Sportaccord’s delegations reminded us that opening new markets and international cultural ties are led by government leaders. For Colorado to expand international trade successfully, we must understand the rules of the global marketplace. Recent trips by elected officials — most recently Gov. Bill Ritter — in pursuit of a new daily flight to Japan should be encouraged by the business community and the public.

Each nonstop international flight generates over $100 million annually in economic impact to our state. When Gov. Ritter led a delegation of Colorado business people to Asia in November, he completed the fourth chapter of a deliberate effort to secure a nonstop flight with ANA. Therefore, many of the delegation members flew business class — for which they were unfairly chastised.

Most of an airline’s profit is made from business-class passengers, while revenue from the back of the plane merely pays the aircraft’s overhead. Demonstrating to ANA that business — and yes, government leaders — would fly in the “front of the plane” was a good business and diplomatic decision and didn’t deserve the media criticism it received at the time.
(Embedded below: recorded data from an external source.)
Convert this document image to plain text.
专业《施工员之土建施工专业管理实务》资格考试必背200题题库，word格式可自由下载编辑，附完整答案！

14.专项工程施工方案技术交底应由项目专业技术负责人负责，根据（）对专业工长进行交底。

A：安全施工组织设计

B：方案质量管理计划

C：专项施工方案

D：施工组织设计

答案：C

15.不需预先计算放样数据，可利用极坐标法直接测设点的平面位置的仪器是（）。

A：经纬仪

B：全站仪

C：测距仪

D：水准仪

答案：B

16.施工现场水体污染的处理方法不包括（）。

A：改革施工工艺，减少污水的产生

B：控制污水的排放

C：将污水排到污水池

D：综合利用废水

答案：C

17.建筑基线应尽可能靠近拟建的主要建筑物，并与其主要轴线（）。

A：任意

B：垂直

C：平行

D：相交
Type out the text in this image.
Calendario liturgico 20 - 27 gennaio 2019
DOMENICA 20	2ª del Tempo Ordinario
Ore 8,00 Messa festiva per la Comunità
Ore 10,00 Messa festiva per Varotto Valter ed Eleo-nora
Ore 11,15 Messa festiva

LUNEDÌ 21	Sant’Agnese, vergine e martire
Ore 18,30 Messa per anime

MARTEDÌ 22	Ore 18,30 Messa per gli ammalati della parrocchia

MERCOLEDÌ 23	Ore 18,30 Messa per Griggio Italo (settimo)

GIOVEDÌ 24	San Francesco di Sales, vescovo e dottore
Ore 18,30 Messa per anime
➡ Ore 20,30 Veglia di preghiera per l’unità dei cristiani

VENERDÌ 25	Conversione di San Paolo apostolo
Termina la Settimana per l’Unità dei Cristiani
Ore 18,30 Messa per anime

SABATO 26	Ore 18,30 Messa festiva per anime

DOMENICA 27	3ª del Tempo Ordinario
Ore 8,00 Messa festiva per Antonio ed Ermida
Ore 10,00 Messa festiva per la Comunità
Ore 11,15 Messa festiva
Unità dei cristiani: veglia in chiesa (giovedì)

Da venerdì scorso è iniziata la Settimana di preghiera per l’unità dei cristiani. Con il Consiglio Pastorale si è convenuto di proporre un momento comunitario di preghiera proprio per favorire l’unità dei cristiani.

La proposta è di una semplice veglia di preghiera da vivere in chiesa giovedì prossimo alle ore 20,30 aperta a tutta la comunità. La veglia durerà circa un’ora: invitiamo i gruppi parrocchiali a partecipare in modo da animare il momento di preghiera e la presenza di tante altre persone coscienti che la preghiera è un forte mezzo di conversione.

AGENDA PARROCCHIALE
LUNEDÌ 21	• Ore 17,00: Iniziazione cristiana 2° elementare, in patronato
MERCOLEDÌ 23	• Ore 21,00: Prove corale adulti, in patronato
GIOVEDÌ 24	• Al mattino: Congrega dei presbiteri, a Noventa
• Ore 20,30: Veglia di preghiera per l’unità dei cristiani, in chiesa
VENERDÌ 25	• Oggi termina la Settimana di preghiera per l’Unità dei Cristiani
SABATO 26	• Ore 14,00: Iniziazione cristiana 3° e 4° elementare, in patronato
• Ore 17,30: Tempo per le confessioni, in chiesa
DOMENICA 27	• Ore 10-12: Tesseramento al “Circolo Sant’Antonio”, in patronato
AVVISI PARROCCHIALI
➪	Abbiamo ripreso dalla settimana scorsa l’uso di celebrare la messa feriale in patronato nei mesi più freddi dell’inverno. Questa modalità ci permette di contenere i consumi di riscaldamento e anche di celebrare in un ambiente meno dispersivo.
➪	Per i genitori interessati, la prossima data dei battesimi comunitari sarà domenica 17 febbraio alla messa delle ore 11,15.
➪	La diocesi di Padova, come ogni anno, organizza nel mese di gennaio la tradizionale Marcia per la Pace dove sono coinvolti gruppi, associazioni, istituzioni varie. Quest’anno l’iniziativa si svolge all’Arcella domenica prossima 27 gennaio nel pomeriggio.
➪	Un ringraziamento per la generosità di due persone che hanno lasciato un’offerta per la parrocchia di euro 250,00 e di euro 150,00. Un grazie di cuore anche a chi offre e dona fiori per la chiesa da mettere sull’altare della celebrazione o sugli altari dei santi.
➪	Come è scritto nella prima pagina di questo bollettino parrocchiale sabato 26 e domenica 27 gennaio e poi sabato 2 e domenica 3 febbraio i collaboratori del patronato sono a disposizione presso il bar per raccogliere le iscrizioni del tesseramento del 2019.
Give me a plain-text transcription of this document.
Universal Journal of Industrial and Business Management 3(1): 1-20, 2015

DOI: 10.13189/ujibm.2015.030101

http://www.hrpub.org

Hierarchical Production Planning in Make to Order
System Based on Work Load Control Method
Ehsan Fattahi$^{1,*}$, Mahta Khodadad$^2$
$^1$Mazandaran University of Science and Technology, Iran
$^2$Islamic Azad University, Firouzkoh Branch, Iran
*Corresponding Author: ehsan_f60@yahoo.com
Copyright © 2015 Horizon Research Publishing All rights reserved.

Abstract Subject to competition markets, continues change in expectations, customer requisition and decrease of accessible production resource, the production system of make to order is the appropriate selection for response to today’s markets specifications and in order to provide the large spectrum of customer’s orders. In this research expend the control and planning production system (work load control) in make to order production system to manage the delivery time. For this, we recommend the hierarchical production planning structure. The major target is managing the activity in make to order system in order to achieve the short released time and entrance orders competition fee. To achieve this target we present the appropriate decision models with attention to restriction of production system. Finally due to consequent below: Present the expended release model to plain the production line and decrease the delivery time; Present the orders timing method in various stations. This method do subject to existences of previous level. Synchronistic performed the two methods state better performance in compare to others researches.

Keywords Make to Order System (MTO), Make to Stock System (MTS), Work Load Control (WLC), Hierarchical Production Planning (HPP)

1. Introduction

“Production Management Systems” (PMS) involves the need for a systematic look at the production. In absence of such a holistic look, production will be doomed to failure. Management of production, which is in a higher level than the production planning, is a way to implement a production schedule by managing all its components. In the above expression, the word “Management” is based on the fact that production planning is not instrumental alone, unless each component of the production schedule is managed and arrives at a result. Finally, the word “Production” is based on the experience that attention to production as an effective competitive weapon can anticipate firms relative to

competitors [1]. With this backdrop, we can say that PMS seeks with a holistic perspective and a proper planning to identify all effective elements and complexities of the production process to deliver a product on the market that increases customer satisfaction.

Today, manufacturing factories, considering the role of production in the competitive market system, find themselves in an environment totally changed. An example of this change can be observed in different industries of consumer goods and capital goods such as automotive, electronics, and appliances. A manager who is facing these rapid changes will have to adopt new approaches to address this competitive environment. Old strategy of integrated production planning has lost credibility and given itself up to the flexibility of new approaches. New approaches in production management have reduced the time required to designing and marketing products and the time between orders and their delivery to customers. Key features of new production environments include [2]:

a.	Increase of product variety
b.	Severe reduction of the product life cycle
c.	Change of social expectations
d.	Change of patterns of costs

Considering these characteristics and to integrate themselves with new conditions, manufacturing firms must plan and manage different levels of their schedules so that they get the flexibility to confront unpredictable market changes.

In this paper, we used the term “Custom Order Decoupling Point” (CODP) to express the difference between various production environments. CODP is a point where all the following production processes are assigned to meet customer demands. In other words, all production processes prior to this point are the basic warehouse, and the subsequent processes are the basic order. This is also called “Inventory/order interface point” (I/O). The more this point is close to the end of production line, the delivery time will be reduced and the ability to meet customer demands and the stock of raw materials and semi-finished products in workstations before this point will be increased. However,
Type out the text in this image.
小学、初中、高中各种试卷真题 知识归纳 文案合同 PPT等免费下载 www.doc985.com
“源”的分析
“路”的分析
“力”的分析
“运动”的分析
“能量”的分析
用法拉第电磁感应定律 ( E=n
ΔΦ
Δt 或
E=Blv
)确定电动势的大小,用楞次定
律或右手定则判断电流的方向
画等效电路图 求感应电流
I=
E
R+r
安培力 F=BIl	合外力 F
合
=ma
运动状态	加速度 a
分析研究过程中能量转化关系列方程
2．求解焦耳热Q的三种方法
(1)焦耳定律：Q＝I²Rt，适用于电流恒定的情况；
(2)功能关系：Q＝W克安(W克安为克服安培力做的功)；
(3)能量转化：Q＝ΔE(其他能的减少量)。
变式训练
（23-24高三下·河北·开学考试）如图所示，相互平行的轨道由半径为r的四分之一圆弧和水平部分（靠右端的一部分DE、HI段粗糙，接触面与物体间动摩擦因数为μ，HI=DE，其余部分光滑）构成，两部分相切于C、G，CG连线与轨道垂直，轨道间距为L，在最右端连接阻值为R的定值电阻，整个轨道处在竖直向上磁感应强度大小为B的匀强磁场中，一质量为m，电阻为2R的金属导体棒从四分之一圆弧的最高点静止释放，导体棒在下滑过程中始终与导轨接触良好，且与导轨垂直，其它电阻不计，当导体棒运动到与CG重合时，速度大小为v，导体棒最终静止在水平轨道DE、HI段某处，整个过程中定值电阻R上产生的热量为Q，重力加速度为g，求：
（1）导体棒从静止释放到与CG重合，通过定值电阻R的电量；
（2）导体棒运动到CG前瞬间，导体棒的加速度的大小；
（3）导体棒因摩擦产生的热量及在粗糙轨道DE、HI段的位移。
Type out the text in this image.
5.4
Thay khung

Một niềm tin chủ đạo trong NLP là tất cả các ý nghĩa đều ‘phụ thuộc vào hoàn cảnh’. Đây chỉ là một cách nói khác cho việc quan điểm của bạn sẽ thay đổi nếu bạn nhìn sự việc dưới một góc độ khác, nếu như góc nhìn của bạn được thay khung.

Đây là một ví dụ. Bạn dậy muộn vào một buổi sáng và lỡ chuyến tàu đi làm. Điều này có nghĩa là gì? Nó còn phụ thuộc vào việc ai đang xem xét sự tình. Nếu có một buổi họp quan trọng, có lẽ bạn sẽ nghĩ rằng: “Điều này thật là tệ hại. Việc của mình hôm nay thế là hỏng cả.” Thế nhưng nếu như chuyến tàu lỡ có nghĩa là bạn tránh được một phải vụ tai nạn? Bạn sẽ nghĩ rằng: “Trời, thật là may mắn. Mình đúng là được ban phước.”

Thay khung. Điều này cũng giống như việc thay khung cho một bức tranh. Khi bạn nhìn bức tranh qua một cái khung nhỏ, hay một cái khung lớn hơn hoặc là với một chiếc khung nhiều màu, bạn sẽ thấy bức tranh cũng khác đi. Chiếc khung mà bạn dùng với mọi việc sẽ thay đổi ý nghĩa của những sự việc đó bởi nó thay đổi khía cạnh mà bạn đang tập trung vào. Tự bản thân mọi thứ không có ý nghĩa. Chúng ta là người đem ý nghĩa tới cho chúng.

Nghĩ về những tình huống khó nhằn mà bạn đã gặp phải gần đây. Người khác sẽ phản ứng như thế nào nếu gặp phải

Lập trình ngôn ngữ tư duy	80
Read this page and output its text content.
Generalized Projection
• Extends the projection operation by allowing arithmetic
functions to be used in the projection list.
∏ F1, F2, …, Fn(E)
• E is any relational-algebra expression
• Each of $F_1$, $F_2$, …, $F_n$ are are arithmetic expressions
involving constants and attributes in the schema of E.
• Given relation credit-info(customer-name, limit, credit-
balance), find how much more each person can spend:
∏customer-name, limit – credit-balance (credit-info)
Colorado is selling to ANA. As with any airline making a decision to deploy its assets, ANA is concerned with Denver’s ability to “fill the front of the plane.” To make a sales call and not fly the airline or not fly in the front of the plane would be like a Microsoft salesman making a sales pitch on an Apple computer.

The media should better explain the complexity and intensity of competition for international flights.

John Beeble is chair of the DIA Leader- ship Committee and the Metro Denver Economic Development Corporation.